Afghan Refugee Nonprofits Navigate Austin’s Affordability and COVID Concerns

AUSTIN (KXAN) – The need for affordable housing has been at the center of discussions in Austin in recent years, spurred by continued rent inflation and limited availability of housing. While some longtime residents have been forced to relocate from Austin due to rising prices, a subgroup of newcomers are struggling to access them amid limited housing units and transportation access. : Afghan refugees.

This is where several local organizations and Good Samaritans stepped in.

Amid the Afghan crisis and last summer’s upsurge in resettlement of Afghan refugees around the world, Austin has already taken in hundreds of refugees. By the end of the 2021-2022 fiscal year, Refugee Services of Texas estimates that 1,020 refugees will settle in Austin.

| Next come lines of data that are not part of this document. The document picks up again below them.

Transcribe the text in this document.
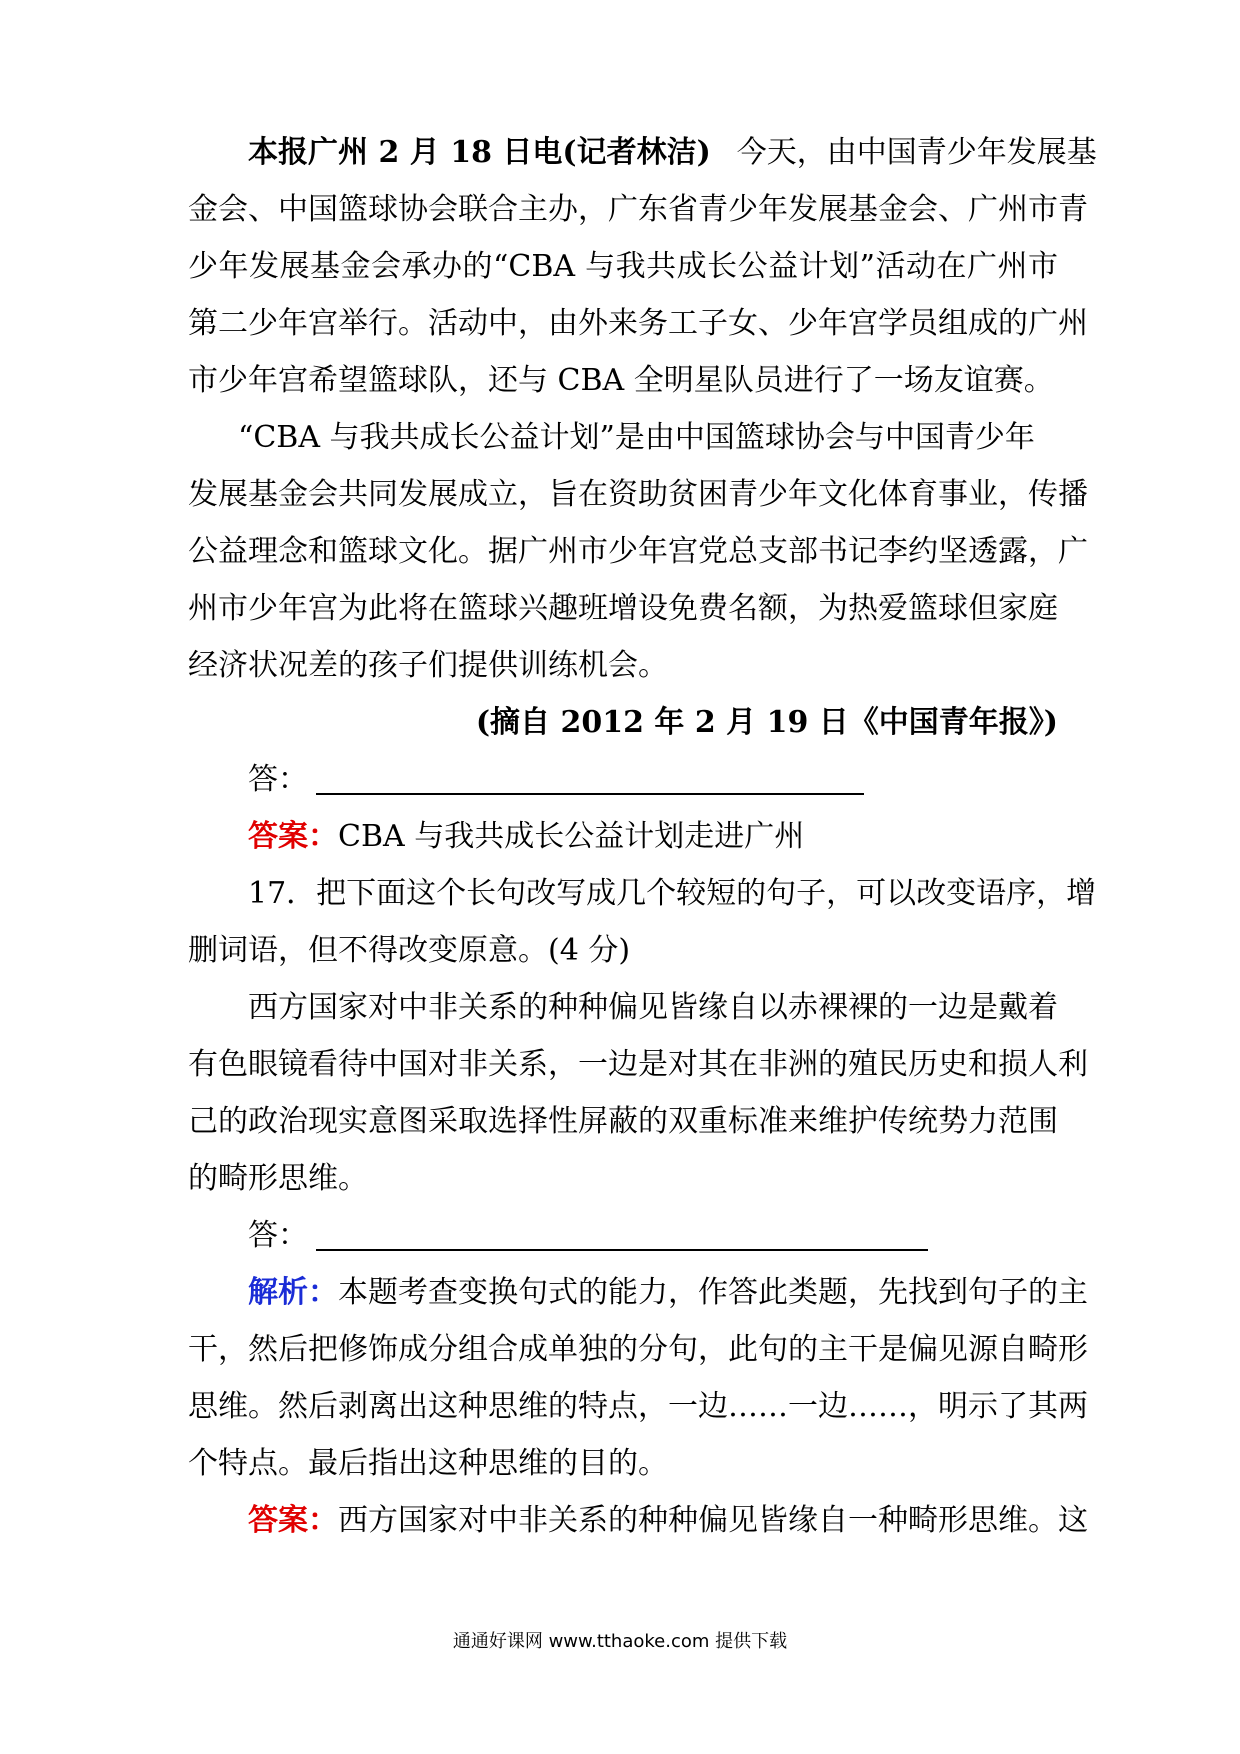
本报广州 2 月 18 日电(记者林洁) 今天，由中国青少年发展基
金会、中国篮球协会联合主办，广东省青少年发展基金会、广州市青
少年发展基金会承办的“CBA 与我共成长公益计划”活动在广州市
第二少年宫举行。活动中，由外来务工子女、少年宫学员组成的广州
市少年宫希望篮球队，还与 CBA 全明星队员进行了一场友谊赛。
“CBA 与我共成长公益计划”是由中国篮球协会与中国青少年
发展基金会共同发展成立，旨在资助贫困青少年文化体育事业，传播
公益理念和篮球文化。据广州市少年宫党总支部书记李约坚透露，广
州市少年宫为此将在篮球兴趣班增设免费名额，为热爱篮球但家庭
经济状况差的孩子们提供训练机会。
(摘自 2012 年 2 月 19 日《中国青年报》)
答：
答案：CBA 与我共成长公益计划走进广州
17．把下面这个长句改写成几个较短的句子，可以改变语序，增
删词语，但不得改变原意。(4 分)
西方国家对中非关系的种种偏见皆缘自以赤裸裸的一边是戴着
有色眼镜看待中国对非关系，一边是对其在非洲的殖民历史和损人利
己的政治现实意图采取选择性屏蔽的双重标准来维护传统势力范围
的畸形思维。
答：
解析：本题考查变换句式的能力，作答此类题，先找到句子的主
干，然后把修饰成分组合成单独的分句，此句的主干是偏见源自畸形
思维。然后剥离出这种思维的特点，一边……一边……，明示了其两
个特点。最后指出这种思维的目的。
答案：西方国家对中非关系的种种偏见皆缘自一种畸形思维。这
通通好课网 www.tthaoke.com 提供下载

But beyond the move itself, calling a place “home” isn’t just about having a temporary residence, said Anjum Malik, executive director of the Austin-based nonprofit Global Impact Initiative. Many refugees who move have short-term housing options, but need to find more stable services after their first months in the United States, she said.

“Most Americans face the challenge of affordable housing. Now imagine you are a refugee, ”she said. “You come to the United States with no connection to the community. “

As part of GII’s services, Malik and volunteers help find employment opportunities for refugees, get their children educated, and secure daily essentials such as WiFi, SIM cards and transportation. The non-profit organization also runs educational webinars and mentoring programs to help those coming to the United States improve their English skills and job training for the job.

Aijaz Hassan, president of the North Austin Muslim Community Center, said these same challenges hurt the refugees served by NAMCC. But one of the main issues affecting the resettlement of Afghan refugees around the world is not just the affordability component, but the community.

“When they get here they suddenly feel that there is no home for them,” he said. “So what we’ve also done is feel them welcome in this country – feel them so they’re not alone. “

Hassan said NAMCC has assembled teams of volunteers who speak multiple languages ​​and paired them with refugees whose mother tongues align, to help streamline this channel of communication. NAMCC has expanded its ESL program to accommodate the small increase in Afghan refugees from central Texas and is coordinating with volunteers to transport students to and from their current accommodations to the program.

As with virtually every aspect of life, the COVID-19 pandemic has posed its own threats to Afghan refugees, namely safe access to groceries and other household resources.

NAMCC leaders launched a drive-through grocery service at the start of COVID-19, with weekly in-person or delivery services provided. Twice a week, volunteers distribute diapers, formula and other essentials to mothers of infants and young children.

Since late August, resident Annie Hardy has been working alongside her colleagues on Afghan resettlement efforts. The community, she said, has a double meaning when it comes to refugee resettlement.

The first concerns the resources made available to Afghan refugees, as well as their invitation to meet, collaborate and develop relationships with other Afghans in the community. The second element, and a critical one, is how the large Austin community accepts those who now inhabit the area, she said.

“You have these pockets of Austinites where they’re like, ‘Oh, there’s a lot of Afghans who moved into my neighborhood. I want to give them clothes, I want to go ahead and visit them, I want to welcome them, ”she said. “So you have these very important organized efforts like the GII and the NAMCC, and then you have these pockets of guerrilla welcome teams all over town who recognize that there is something that is needed. “

Suma Aithal, who works with Hardy, has helped a family living in a two-bedroom apartment deal with apartment leases and other financial costs. For the family of five – the couple, their two children and a cousin – Aithal said working with local organizations has helped explain their refugee status to landlords and extend leases.

“The kids are so excited every time I go there and grab something for them,” she said. “It’s really heartwarming to see that and I think when you get to know the family it gets really personal.”